Friday, November 18, 2016

Penne Pasta Bake

This meal has been a go to for our family for years.  It's easy, freezes well and everyone likes it.  I like to the recipe up into two 8x8 pans and then freeze one, but you can just do one big 9x13 pan instead.
  • 16 Oz penne pasta noodles, cooked al dente and strained
  • ½ lb. ground beef, cooked (I season with dried minced onions and seasoning salt)
  • 1-2 Jars marinara sauce (If you’re freezing add extra sauce so the noodles don’t get dry)
  • 16 Slices smoked provolone cheese (you can get away with 12 if you’re just doing it in one large pan rather than 2 smaller pans)
  • ⅔ Cup sour cream
  • ⅔ Cup grated mozzarella or parmesan cheese


Put a thin layer of pasta sauce on the bottom of a 9x13 pan to keep noodles from sticking. Put half of your cooked noodles in the pan. Then add half of your ground beef. Cover with half of your sauce.

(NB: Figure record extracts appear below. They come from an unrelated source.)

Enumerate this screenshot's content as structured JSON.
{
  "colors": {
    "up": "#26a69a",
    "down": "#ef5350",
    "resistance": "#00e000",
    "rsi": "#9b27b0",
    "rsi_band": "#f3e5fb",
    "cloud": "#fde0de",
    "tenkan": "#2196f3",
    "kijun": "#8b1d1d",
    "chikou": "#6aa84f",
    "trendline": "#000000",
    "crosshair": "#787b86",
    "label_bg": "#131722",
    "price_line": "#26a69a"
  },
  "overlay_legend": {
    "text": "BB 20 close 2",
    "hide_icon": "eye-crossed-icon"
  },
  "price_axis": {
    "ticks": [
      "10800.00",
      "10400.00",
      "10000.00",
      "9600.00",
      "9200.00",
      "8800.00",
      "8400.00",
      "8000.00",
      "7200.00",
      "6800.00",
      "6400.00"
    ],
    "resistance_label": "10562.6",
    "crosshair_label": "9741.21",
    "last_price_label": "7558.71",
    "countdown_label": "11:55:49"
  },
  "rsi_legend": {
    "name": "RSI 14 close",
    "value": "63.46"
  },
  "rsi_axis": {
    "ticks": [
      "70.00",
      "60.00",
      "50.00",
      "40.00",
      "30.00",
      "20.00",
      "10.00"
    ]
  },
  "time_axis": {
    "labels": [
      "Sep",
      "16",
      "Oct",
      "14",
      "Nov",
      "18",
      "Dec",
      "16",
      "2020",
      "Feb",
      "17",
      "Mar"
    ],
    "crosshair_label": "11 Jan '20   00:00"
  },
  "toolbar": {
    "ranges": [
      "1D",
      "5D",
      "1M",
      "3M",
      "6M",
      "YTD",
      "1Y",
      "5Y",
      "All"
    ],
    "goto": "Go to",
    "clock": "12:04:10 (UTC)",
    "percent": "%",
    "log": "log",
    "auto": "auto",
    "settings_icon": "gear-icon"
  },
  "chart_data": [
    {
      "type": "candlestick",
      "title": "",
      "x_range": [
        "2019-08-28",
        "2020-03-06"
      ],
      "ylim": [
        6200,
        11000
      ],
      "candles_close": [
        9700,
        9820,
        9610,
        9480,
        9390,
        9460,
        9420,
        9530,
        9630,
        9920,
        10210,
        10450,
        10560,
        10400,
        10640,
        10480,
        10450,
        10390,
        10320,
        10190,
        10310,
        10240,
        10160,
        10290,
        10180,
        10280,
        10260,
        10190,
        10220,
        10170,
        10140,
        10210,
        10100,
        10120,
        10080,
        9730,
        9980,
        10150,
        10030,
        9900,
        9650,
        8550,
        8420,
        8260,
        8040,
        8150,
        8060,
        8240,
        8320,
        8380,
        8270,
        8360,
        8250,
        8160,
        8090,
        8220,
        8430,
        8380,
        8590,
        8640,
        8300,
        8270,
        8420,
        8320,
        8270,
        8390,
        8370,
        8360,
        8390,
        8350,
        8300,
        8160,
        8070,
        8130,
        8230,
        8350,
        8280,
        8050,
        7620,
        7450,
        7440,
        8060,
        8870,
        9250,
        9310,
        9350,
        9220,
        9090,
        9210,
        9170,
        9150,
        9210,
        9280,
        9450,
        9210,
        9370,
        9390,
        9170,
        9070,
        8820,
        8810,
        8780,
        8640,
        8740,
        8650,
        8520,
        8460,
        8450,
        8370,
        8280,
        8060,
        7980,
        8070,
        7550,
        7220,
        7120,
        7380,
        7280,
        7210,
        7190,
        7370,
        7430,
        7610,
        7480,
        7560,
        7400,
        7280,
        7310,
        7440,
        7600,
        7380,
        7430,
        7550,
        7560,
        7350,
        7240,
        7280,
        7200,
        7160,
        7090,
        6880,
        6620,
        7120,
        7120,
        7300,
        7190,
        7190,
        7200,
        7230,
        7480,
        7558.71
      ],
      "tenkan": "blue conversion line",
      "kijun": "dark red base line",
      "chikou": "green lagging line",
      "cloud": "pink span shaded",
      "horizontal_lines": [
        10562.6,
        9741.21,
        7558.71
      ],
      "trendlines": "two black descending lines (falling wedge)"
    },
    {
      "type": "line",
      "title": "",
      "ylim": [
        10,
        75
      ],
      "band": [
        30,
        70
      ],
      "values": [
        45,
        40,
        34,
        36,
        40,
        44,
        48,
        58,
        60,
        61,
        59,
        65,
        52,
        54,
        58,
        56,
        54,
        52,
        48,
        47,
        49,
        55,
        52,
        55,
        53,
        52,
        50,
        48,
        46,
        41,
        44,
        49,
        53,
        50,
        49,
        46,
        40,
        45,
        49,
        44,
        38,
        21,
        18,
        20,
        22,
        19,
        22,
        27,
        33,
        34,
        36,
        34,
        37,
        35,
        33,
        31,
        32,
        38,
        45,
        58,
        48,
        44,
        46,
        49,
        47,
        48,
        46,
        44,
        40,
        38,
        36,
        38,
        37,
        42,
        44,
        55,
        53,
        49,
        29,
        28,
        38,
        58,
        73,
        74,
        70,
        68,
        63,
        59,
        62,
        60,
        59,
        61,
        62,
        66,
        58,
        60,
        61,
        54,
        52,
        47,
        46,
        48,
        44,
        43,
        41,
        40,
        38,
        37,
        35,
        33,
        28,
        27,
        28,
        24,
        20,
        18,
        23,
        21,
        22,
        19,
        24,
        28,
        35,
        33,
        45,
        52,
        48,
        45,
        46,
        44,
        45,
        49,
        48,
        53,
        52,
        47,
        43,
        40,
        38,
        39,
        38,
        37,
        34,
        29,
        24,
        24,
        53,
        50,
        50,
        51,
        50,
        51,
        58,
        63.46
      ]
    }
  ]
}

Create a layer with your provolone cheese.  Spread sour cream on top of provolone slices.  Add the remaining ground beef.  Then the rest of the pasta noodles.  Top noodles with remaining pasta sauce.  Spread out the sauce to make sure all of the noodles are covered.  Do another layer of provolone cheese.  Top with grated mozzarella or parmesan cheese.  Bake at 350 for 40 minutes or until your cheese is bubbly and browning a bit.

TO FREEZE - Stop before the baking step and cover it with foil.  When you’re ready to cook this dish, either thaw it in the fridge overnight or bake it at 350 for 1 ½ hours, keeping it covered with the foil until the last 30-45 minutes so the cheese doesn’t get too browned.